We start, that is to say, with the everyday grasp of people, actions and events that comes from being a participant, a practitioner. No ‘transendental attitude’ here! Just a willingness to be reflective, self-critical, thorough, and to assume that what other people do is sensible, not ‘crazy.’
This is a kind of inquiry relevant to both researchers and practitioners (clinicians, educators).

One outcome is a sharpening of ones perception, an increase in insight, and sensitivity to what goes on in ordinary conversation and interaction; to the ongoing work of human relationship that we take for granted because it is ubiquitous.

Depth hermeneutics

A quick word on the difference between two kinds, or levels, of interpretive inquiry. A distinction is often made been a hermeneutics of everydayness and a depth hermeneutics, or a critical hermeneutics. The latter is often associated with the work of Freud, Marx, Nietzsche, each of whom asserted that things are not what they seem, because of the operation of censorship, repression, ideology, oppression, systemic distortion, silencing, coercion.... (The two divisions of ‘Being and Time’ correspond each to one of these kinds of inquiry.)

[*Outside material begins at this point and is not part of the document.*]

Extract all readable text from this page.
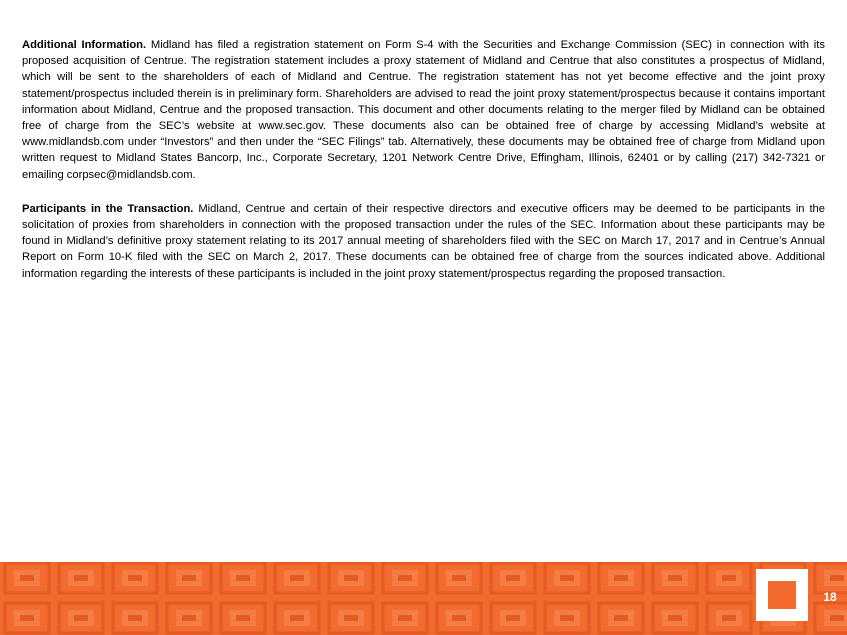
Additional Information. Midland has filed a registration statement on Form S-4 with the Securities and Exchange Commission (SEC) in connection with its proposed acquisition of Centrue. The registration statement includes a proxy statement of Midland and Centrue that also constitutes a prospectus of Midland, which will be sent to the shareholders of each of Midland and Centrue. The registration statement has not yet become effective and the joint proxy statement/prospectus included therein is in preliminary form. Shareholders are advised to read the joint proxy statement/prospectus because it contains important information about Midland, Centrue and the proposed transaction. This document and other documents relating to the merger filed by Midland can be obtained free of charge from the SEC’s website at www.sec.gov. These documents also can be obtained free of charge by accessing Midland’s website at www.midlandsb.com under “Investors” and then under the “SEC Filings” tab. Alternatively, these documents may be obtained free of charge from Midland upon written request to Midland States Bancorp, Inc., Corporate Secretary, 1201 Network Centre Drive, Effingham, Illinois, 62401 or by calling (217) 342-7321 or emailing corpsec@midlandsb.com.

Participants in the Transaction. Midland, Centrue and certain of their respective directors and executive officers may be deemed to be participants in the solicitation of proxies from shareholders in connection with the proposed transaction under the rules of the SEC. Information about these participants may be found in Midland’s definitive proxy statement relating to its 2017 annual meeting of shareholders filed with the SEC on March 17, 2017 and in Centrue’s Annual Report on Form 10-K filed with the SEC on March 2, 2017. These documents can be obtained free of charge from the sources indicated above. Additional information regarding the interests of these participants is included in the joint proxy statement/prospectus regarding the proposed transaction.

18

A hermeneutics of everydayness seeks to illuminate and articulate what generally goes unnoticed because it is ubiquitous, common-place, and everyday. A depth hermeneutics seeks to uncover what has been hidden, covered over, and disguised.

A hermeneutics of everydayness is always needed first; this alone easily requires a semester to begin to master, and enables discovery of some very interesting and powerful phenomena.